Mon, Sep 17, 2018 - Page 6 News List

In space, Taiwan can live forever

By Richard Fisher Jr

By the simple gesture of inviting President Tsai Ing-wen (蔡英文) to visit NASA’s Houston Space Center on Aug. 19, Taiwan and the US acknowledged their partnership in space. With the visit, Taipei and Washington also seized the future, opening the door to new levels of space cooperation, which could transform Taiwan’s economic, security and even political future.

Although the National Space Organization in Hsinchu was not formed until 1991, Tsai’s NASA visit in a way marked the culmination of more than 20 years of Taiwan-US space cooperation, which started with the January 1999 launch of Taiwan’s Formosat-1 observation satellite from Florida’s Cape Canaveral.

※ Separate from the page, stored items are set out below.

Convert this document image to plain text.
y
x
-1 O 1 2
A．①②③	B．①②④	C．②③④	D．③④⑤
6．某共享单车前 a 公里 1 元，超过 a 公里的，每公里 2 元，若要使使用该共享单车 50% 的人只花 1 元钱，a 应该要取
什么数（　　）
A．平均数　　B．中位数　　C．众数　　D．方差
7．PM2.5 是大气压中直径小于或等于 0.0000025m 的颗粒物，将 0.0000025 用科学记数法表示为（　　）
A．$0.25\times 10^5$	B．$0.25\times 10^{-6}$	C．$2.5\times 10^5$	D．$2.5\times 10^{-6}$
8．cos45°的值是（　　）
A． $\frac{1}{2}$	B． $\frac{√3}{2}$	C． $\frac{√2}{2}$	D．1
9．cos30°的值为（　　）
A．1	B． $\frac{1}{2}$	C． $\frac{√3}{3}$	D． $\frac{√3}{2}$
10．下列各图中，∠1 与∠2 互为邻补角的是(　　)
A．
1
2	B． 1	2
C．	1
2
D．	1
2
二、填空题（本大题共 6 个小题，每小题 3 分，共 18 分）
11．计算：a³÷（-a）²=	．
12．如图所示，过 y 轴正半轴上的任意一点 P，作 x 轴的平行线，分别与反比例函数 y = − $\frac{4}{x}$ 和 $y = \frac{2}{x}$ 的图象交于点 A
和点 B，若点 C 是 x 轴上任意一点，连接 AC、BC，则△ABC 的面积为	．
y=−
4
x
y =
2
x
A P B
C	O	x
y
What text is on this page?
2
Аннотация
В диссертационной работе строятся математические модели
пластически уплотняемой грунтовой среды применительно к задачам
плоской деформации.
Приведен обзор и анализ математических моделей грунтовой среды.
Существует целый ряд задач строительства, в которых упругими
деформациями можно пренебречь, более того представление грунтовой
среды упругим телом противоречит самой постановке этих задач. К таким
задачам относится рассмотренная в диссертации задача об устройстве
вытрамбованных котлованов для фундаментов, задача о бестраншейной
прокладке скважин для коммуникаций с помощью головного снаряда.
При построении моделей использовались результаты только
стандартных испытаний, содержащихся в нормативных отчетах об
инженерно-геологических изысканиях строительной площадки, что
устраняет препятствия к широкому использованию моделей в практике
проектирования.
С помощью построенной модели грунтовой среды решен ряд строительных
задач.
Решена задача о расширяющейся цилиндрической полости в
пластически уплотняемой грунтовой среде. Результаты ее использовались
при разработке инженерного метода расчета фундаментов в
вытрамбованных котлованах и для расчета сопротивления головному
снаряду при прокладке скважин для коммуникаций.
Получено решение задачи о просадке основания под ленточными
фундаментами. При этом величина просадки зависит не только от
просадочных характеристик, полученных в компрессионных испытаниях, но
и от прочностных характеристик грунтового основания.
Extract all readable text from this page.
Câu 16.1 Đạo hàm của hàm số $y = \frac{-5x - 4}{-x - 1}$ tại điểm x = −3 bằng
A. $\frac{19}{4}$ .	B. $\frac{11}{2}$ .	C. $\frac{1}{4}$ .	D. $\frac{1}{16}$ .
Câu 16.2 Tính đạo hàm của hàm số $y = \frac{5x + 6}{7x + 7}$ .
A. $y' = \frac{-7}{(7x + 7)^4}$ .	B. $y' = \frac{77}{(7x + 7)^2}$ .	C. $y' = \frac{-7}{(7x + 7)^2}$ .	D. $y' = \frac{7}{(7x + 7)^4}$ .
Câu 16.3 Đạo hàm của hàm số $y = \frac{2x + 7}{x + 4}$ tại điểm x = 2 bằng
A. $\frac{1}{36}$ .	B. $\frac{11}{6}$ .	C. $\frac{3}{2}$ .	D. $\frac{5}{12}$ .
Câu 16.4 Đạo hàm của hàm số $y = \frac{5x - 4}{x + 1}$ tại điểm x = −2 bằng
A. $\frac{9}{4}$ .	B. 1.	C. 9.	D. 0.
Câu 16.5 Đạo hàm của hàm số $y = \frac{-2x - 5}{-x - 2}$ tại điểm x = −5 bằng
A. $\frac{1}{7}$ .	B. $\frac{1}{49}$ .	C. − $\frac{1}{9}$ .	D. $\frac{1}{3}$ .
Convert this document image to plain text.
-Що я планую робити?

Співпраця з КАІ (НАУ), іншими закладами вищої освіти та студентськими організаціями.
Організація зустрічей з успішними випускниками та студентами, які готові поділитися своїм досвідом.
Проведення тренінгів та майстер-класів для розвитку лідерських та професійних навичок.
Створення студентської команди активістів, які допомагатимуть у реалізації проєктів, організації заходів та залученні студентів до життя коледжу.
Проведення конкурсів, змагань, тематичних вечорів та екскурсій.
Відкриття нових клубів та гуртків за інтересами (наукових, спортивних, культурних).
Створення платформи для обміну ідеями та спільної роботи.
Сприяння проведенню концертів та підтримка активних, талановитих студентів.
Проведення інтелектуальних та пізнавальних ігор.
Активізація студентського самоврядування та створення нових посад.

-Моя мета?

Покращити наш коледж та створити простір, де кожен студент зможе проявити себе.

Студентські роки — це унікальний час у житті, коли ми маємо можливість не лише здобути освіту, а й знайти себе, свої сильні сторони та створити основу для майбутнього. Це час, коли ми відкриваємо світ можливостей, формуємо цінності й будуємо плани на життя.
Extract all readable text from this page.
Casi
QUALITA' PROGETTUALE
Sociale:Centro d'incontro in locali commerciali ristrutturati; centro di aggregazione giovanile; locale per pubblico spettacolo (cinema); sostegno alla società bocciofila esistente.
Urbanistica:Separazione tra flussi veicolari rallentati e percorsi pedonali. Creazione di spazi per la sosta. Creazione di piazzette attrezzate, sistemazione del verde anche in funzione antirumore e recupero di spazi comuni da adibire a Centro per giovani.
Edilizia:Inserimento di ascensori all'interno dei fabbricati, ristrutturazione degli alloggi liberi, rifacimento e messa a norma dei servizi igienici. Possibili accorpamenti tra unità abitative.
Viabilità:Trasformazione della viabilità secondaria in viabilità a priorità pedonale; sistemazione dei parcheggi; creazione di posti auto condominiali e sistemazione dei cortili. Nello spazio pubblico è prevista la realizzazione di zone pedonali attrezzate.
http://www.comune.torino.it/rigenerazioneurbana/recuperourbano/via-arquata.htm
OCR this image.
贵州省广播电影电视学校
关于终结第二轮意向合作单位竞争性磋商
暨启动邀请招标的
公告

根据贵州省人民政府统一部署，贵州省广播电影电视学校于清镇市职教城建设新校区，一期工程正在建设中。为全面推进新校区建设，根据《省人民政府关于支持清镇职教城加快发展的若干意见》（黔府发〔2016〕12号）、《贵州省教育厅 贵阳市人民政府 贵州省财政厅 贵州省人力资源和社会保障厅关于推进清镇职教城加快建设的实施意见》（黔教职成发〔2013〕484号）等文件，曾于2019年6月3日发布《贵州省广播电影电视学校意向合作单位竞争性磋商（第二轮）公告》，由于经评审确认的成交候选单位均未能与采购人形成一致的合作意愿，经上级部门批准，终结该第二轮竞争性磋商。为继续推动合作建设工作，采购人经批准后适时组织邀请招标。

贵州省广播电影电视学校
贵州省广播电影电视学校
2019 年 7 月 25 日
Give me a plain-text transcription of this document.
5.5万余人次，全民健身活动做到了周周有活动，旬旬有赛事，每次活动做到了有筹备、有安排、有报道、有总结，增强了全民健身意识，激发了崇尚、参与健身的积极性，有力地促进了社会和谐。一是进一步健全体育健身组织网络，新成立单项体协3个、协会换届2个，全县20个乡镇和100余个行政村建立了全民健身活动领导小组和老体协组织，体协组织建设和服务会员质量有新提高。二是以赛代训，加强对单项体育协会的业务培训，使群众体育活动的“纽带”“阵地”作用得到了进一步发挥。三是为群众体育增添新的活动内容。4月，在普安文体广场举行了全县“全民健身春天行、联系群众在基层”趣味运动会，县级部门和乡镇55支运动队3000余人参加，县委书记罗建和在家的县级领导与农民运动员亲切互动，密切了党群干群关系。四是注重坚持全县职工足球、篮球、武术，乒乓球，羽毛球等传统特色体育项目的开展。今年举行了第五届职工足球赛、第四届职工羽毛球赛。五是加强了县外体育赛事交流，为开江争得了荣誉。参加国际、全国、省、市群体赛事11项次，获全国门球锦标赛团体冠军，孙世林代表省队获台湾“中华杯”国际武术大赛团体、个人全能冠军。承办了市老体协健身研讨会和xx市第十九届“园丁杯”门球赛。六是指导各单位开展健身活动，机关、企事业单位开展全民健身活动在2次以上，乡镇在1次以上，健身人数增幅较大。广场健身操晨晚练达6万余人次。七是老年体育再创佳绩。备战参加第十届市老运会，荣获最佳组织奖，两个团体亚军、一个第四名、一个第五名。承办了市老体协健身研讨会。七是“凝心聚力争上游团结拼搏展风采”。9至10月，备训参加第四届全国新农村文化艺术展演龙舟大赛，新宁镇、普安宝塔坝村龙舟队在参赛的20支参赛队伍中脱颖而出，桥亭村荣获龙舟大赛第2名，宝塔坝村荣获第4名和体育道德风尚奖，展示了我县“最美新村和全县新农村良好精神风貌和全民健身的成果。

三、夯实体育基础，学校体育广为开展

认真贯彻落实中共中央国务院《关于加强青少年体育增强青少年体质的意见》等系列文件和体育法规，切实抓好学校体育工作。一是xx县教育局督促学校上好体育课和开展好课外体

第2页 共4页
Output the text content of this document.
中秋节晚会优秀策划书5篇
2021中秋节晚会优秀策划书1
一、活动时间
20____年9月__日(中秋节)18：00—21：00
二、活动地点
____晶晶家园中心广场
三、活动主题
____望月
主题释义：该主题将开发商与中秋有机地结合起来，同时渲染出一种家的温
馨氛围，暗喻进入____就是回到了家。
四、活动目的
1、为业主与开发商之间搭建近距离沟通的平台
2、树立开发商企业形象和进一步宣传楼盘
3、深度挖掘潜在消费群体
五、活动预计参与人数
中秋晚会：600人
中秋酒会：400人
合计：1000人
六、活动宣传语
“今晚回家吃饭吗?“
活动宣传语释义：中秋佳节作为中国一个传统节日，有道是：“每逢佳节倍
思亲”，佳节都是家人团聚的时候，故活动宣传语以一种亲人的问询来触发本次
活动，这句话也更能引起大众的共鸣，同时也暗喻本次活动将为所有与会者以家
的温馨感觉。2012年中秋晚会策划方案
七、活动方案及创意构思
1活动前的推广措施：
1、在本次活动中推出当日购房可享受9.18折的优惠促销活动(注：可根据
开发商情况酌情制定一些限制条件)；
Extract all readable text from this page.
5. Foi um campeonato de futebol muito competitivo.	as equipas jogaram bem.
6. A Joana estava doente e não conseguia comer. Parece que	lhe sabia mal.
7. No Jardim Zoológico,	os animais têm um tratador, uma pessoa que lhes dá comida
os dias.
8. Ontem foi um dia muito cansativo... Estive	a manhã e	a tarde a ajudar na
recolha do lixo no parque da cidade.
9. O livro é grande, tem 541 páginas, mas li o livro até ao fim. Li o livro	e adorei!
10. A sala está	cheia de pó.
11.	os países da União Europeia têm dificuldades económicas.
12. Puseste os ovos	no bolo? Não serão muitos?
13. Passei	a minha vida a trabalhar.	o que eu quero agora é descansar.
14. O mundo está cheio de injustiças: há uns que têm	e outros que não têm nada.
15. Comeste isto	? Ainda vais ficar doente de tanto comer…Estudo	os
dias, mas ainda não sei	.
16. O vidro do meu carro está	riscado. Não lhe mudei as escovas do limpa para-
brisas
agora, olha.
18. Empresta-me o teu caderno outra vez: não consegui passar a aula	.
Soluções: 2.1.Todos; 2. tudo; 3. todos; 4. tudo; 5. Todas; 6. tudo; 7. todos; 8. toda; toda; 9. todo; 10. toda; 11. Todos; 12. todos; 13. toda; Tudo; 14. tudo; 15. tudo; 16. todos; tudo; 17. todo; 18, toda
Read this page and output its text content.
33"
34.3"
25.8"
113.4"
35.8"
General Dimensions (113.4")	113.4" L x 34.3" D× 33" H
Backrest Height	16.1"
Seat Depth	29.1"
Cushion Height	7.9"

The Formosat-5 observation satellite was launched on Aug. 24 last year by a US SpaceX Corp Falcon-9 launcher. The 12-satellite constellation Formosat-7 could be launched from the larger SpaceX Falcon Heavy next year.

In addition, the Chungshan Institute of Science and Technology-Academia Sinica Alpha Magnetic Spectrometer, placed on the International Space Station (ISS) in 2011, was so successful that NASA decided to work with the institute to develop a cloud computer for the ISS.

Also, in 2016, NASA asked the institute to help design a moon lander to support its Resource Prospector Mission to find water and useful minerals.

Taiwan’s record of cooperation with NASA, and with new US private sector “space pioneers” like SpaceX, qualifies Taiwan to become an active partner in realizing the future benefits of the “space economy.”

By radically lowering the costs of space access, SpaceX and other private space companies, like Blue Origin, are making it possible to achieve a significant manned and unmanned scientific and economic presence on the moon by the mid-2020s and to soon after, begin mankind’s expansion to Mars.

In September 2016 in Guadalajara, Mexico, SpaceX founder Elon Musk revealed his low Earth orbit-capable Big Falcon Rocket and described how it could eventually transport 1 million humans to Mars.

Key to this future would be the encouragement of Taiwan’s private sector to seek opportunities in space services and commerce.

US President Donald Trump has placed a top priority on creating a new regulatory regime that can better enable the US private sector to find opportunities and profit in space. US companies seeking international partners for ventures on the moon and Mars should be encouraged to consider Taiwanese companies.

Washington can make a grand gesture to encourage such cooperation by offering Taiwan the opportunity for an astronaut-tended program on the ISS.

Washington should also relax its previous opposition to Taiwan’s development of space-launch vehicles, which arose out of the desire to constrain the nation’s long-range missiles in the failed hope it might help restrain China’s mounting missile threat.

China, too, would like to partner with Taiwan in space, but its loud protests of Tsai’s visit to the US last month and its subsequent “stealing” of El Salvador’s diplomatic relationship with Taipei served to drown out the offer made in March by Chinese astronaut Yang Liwei (楊利偉) that Taiwanese astronauts could work on China’s future space station.

However, as China’s space station will be a “dual-use” civil-military platform that could be used to attack Taiwan, consistent with China’s overall dual-use space program, which eventually aims to eventually militarize the moon, it makes no sense for Taiwan or any democracy to work with China in space until China can agree to real peace on Earth.